Durante toda a saga da amamentação, além da dor, eu tinha esse problema dela não pegar direito o meu seio esquerdo. Aos poucos eu fui oferecendo menos o seio esquerdo. Eu queria amamentá-la. Não me importava de ser unilateral. Acreditava que um seio era capaz de fornecer o leite que ela precisava, nunca duvidei disso. Então eu simplesmente, segui em frente. No começo era complicado pois meus  seios tinham tamanhos diferentes. Mas quando a amamentação regularizou, os dois ficaram iguais. Nunca tive vergonha, nunca me incomodou. O que realmente importava era oferecer o meu leite a Maelle.

  1. Você se sentia segura com essa opção?

Eu tinha em mente que queria amamentar. Nunca duvidei a capacidade de nutrí-la com somente um seio. Amamentar era tão mais importante do que o fato de ser unilateral. Enxergo que consegui fazer a amamentação em livre demanda e exclusiva por 6 meses. Depois ainda caminhamos somente com o leite materno até 2 anos. Sempre em amamentação unilateral.

  1. E hoje, 3 anos depois e ainda amamentando, como se sente ao ver esse caminho que percorreram e a Maelle tão linda e forte?

Sinto que conseguimos. Não batalhei sozinha. Quantas conversas nós tivemos, quantas vezes eu pedia a Maelle para nos ajudar, para que eu pudesse oferecer  o melhor leite que ela poderia receber. Amamentar é maravilhoso, é perfeito. Ver que o nosso corpo é capaz de fazer um ser humano crescer e desenvolver é uma verdadeira dádiva.

  1. O que te faz seguir em frente?

Todas as informações que eu li a respeito da importância do leite materno para o bebê. Além dos fatores financeiros que envolvem o uso de leite artificial, eu não conseguia aceitar a ideia de não amamentar.
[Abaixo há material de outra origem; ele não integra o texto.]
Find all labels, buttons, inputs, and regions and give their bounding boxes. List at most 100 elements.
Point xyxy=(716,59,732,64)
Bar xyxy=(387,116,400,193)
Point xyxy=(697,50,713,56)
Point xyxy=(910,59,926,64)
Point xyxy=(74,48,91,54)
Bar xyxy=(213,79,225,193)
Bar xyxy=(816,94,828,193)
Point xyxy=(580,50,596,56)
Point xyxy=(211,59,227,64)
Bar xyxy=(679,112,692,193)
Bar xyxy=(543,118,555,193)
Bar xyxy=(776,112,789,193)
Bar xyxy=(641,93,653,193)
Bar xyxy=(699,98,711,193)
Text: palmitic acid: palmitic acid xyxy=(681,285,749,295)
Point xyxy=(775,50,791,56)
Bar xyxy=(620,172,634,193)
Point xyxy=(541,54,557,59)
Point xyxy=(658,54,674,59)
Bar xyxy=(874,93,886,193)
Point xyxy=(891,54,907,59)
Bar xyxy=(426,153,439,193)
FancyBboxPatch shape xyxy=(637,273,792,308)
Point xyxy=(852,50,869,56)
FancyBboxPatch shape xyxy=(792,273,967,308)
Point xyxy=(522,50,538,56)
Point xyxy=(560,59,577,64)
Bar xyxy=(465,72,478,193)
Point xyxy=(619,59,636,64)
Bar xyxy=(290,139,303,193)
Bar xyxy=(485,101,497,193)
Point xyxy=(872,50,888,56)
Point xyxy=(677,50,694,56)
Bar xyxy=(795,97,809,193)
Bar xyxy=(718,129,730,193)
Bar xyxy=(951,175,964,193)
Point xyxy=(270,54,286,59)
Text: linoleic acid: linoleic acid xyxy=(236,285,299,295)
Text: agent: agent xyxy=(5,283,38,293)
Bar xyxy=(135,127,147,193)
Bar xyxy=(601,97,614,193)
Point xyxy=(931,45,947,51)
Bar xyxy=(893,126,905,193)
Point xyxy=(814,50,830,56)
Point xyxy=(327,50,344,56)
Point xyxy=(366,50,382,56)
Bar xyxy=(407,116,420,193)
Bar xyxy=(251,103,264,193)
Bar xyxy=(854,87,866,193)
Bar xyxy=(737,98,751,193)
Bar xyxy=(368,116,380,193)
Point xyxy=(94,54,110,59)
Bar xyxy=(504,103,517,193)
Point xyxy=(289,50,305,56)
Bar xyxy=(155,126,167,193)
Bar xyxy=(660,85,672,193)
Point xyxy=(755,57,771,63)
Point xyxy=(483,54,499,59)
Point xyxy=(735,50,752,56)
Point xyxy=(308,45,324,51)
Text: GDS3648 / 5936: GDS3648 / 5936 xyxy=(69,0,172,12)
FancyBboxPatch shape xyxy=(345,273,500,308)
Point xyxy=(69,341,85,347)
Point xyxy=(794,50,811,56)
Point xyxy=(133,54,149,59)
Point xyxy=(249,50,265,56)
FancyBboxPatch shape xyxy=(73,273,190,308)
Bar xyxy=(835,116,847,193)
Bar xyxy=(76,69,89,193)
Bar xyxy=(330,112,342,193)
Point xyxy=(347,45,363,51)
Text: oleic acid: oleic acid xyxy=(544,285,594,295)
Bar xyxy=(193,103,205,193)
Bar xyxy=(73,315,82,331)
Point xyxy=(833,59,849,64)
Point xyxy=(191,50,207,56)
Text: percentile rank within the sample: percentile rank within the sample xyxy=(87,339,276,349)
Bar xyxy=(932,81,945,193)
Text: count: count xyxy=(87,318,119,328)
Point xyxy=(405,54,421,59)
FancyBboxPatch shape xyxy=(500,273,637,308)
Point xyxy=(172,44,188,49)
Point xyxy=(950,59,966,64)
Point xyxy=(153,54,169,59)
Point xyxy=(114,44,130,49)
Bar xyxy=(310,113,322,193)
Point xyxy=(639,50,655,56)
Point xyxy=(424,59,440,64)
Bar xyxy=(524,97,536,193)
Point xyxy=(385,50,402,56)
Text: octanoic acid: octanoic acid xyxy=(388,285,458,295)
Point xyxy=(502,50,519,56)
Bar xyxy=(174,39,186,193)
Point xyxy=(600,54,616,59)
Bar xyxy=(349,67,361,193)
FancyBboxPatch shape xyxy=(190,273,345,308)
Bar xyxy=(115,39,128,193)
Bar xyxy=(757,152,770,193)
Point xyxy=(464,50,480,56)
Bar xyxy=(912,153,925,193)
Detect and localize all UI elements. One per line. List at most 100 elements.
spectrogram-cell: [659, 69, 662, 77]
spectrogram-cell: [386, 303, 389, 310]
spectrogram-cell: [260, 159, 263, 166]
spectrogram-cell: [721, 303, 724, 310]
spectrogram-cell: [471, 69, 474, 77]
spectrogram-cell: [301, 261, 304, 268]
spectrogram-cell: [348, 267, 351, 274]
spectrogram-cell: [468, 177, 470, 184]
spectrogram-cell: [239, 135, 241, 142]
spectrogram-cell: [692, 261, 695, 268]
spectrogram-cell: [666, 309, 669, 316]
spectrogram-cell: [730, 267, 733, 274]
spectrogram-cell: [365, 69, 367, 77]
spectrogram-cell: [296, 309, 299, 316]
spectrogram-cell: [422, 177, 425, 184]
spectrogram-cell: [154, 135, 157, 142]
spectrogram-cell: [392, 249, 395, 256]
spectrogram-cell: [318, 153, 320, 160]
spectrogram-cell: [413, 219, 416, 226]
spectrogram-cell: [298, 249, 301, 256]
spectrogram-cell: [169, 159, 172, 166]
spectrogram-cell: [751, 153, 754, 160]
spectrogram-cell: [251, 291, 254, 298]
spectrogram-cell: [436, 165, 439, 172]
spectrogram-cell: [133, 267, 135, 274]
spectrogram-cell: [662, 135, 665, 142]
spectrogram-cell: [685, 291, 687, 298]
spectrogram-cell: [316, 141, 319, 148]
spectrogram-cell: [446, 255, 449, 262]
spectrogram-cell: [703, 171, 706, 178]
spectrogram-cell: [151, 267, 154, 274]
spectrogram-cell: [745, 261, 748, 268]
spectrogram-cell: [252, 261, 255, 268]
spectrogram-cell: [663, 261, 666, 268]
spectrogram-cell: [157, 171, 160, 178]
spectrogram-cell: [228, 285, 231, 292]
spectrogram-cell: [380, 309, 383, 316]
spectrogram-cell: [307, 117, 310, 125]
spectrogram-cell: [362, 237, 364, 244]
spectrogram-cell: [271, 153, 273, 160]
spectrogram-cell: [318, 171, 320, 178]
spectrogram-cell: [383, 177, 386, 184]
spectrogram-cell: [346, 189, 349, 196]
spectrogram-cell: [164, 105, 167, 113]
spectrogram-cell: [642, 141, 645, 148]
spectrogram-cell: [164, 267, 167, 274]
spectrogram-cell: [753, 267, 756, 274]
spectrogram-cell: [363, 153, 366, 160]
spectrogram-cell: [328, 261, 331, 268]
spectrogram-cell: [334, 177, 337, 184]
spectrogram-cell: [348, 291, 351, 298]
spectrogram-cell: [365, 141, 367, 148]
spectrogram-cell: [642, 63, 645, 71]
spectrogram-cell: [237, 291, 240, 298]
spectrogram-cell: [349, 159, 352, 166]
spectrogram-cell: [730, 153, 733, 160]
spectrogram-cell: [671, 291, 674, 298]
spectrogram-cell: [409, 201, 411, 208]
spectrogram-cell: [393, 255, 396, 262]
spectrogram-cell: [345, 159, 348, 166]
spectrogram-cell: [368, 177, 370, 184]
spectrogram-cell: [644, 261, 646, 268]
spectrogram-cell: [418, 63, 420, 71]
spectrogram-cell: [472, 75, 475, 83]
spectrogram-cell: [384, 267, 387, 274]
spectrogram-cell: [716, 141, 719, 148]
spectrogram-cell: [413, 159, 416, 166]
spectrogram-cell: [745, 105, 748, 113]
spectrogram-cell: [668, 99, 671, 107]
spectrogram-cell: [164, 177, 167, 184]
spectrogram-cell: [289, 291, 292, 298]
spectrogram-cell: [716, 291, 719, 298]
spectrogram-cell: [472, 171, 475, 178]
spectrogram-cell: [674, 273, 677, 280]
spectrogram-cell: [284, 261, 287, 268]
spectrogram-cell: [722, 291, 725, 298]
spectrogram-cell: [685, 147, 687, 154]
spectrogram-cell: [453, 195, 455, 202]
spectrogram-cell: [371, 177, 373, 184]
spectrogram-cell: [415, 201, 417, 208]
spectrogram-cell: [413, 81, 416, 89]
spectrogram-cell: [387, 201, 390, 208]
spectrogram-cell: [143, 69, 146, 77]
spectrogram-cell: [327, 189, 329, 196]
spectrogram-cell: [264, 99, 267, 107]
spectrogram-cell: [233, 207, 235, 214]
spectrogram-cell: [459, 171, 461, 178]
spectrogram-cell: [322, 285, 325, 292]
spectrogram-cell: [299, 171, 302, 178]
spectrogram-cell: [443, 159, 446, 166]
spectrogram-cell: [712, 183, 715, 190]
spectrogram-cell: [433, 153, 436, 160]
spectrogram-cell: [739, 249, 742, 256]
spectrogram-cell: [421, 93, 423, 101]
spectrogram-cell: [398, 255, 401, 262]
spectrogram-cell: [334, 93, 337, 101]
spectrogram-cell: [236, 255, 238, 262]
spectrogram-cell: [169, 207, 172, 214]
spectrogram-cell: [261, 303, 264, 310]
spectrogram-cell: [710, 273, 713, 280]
Eu pensava “meu corpo produz, é o melhor leite para ela, por que desistir?”.  Eu sabia de todos os benefícios do leite materno, sabia de todas as vitaminas que ela receberia, de como poderia ter uma saúde melhor. Não queria desistir. Lutei muito e hoje sinto muito orgulho de nós duas.amamentar

  1. Alguma dica para as mamães que querem amamentar mas enfrentam dificuldades?

Sigam sempre o seu coração, embora todas as dificuldades que tenham que enfrentar. A maternidade é vencer desafios constantemente, não apenas amamentar. Algumas mulheres têm facilidade, amamentam sem dor e parece ser natural. Para outras não é e tudo bem não ser. Se você tiver no seu coração que quer amamentar, busque ajude. Temos profissionais excelentes atualmente, bancos de leite pronto para ajudar. Se não der certo na primeira vez, tente a segunda, busque a terceira. Até o momento que o seu coração estiver em paz com a escolha que fizer.